Home Read Classic Album Review: Shelby Lynne | Identity Crisis

Classic Album Review: Shelby Lynne | Identity Crisis

The country singer-songwriter gets back to basics — and back on the right track.

This came out in 2003 – or at least that’s when I got it. Here’s what I said about it back then (with some minor editing):

 


Three years ago, underdog country diva Shelby Lynne released her sixth and best CD: The spectacular I Am Shelby Lynne, a disc that established her as a tough yet tender songstress and won her a Grammy for Best New Artist, of all things.

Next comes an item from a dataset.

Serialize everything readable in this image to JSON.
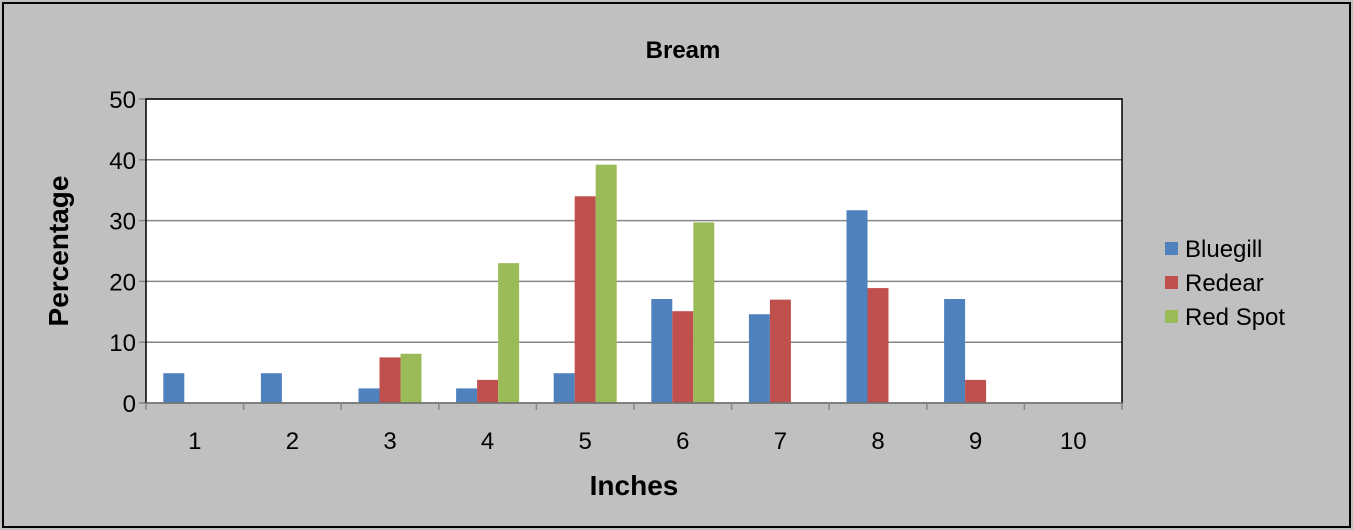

Sadly — but hardly atypically for the music biz — she followed it up with her worst album: The overly slick Love, Shelby, which found her submitting to the will of coimmercial shlockmeister Glen Ballard and posing for cheesecake cover pics. Thankfully, Lynne has got herself back on the right track with the aptly titled Identity Crisis. And she did it the old-fashioned way — by getting right back to basics. This intimate 40-minute gem has a dozen songs written, produced, played and sung by Lynne, backed only by the understated work of a skilled band highlighted by Little Feat keyboard master Bill Payne. Styles vary from the woozy groove of Telephone, the wah-wah roots-rock of Gotta Be Better and the jump-blues of Rocks to the melancholy of If I Were Smart, the lush countripolitan shimmer of Lonesome and the Bonnie Raittish blues-rock of Evil Man and Buttons and Beaus. But whatever direction she takes on Identity Crisis, you never lose the feeling that you’re spending some quality time getting to know the real Shelby.